For a long time now house prices in the capital have – in the eyes of many – been going crazy, outstripping house price growth in the rest of the UK by some way. Whether you pin the cause of the rise on investors, Russian Oligarchs, Help to Buy or genuine demand, there haven’t been many signs of a slowdown for some time now. No signs until August of this year anyway.

In the last week of August 2014 the popular property website Rightmove released figures showing that asking prices for new properties being introduced to the market were down by 5.9% in the capital and this is not an isolated event; it is actually the third month running that asking prices had fallen and it was also the biggest drop recorded in the websites history and is certainly worthy of note, so why the drop?

Expectations of an Interest Rate Rise

As much as the Bank of England have been trying to delay it, it does now seem inevitable that a small interest rate rise will be on the way sometime early next year. Don’t quote me on that as interest rate predictions seem to be dished out on a wing and a prayer these days but that is what most industry experts are predicting. This possibility of a rise might not just be affecting the decision making of buyers who may be wary of overcommitting themselves or of finding that they have overpaid for a property if values were to fall after the rise, it may also be affecting the expectations of sellers as they perhaps start to worry that their chances of selling their property quickly after a rate rise may begin to diminish and the value of their property may also start to erode too.
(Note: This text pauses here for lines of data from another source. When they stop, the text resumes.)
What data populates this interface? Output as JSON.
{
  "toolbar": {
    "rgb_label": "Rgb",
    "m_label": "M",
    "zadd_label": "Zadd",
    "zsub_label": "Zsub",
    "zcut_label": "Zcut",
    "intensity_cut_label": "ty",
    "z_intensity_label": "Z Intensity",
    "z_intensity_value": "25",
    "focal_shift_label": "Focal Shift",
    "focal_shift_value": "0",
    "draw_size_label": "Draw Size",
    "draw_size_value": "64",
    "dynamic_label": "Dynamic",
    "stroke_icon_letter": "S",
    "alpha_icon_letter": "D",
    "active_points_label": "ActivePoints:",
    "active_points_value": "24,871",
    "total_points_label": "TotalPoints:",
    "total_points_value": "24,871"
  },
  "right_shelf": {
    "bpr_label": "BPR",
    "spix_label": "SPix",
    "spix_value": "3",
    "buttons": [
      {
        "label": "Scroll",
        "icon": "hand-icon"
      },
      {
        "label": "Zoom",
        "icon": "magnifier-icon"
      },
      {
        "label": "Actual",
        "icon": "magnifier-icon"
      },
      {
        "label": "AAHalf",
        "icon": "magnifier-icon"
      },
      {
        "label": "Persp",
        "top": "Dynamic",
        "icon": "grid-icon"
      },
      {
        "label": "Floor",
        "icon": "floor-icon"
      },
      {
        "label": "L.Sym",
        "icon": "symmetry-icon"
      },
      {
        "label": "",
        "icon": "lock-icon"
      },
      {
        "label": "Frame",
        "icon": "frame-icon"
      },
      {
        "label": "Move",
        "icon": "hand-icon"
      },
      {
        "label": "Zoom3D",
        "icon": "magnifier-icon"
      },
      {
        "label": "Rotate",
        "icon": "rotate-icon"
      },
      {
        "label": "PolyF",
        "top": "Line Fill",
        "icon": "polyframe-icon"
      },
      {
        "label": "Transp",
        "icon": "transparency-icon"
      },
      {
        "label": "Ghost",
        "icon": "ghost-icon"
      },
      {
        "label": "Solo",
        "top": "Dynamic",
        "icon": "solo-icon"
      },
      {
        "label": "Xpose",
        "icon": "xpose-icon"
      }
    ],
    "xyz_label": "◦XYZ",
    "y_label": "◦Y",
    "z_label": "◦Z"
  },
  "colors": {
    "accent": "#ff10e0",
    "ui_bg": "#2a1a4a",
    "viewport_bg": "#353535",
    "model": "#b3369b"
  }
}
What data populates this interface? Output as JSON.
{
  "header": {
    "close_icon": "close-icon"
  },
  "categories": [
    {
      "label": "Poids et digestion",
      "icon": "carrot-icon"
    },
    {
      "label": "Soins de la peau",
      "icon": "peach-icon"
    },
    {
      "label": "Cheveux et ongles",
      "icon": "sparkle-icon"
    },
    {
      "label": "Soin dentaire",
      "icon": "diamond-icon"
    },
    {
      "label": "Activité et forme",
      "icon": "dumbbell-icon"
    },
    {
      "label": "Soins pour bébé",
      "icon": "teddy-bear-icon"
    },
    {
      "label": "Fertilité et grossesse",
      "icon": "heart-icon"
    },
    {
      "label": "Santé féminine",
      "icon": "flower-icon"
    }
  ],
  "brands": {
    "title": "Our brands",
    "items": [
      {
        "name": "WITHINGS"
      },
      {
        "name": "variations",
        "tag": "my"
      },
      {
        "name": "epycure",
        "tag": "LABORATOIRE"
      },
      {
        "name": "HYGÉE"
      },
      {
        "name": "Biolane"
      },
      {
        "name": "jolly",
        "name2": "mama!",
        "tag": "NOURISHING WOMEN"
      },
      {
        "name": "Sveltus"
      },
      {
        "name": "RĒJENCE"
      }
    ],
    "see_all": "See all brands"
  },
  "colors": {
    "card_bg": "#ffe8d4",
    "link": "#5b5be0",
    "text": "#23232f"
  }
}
New Rules on Mortgage lending

While the new rules introduced recently to tighten up criteria on mortgage lending may not have had the drastic dampening effect on the market that some may have thought it would, it will certainly have had some sort of effect as borrowers are quizzed more intently about their ability to repay and find that they now fall outside of affordability criteria.

Uncertainty leads to less investment

It is safe to say that as long as property prices in London keep on rising, investors will keep on buying. If the market starts to show sustained signs of weakness however, then this might just lead investors to look elsewhere in the country for places where the signs of future growth may be stronger.

So the sign of a slowdown in London’s booming property market are there for all to see. If there is one thing that I’ve learned over recent years regarding the London housing market, it is never to underestimate it. While it may seem that the London market is starting to peak and the boom may be coming to an end, there are many factors that could tip the scales back the other way and cause prices to rise even further.

What do you think? Have London house prices peaked or do you think the recent drop in asking prices is just a temporary blip?

3 Responses to Has the London Property Market Peaked?

  1. Thanks for the education on the London real estate market. It was very informative.

  2. Steve says:

    I always viewed London RE as Hong Kong or NY RE – RE that will always be valued because these are major cultural and financial hubs of the world. My thinking is that it could dip shortly, but would bounce right back up from people buying up the property on the belief of its strong standing.

    I think for the long term London RE investor, it’s probably as safe as anything to hold onto in terms of RE!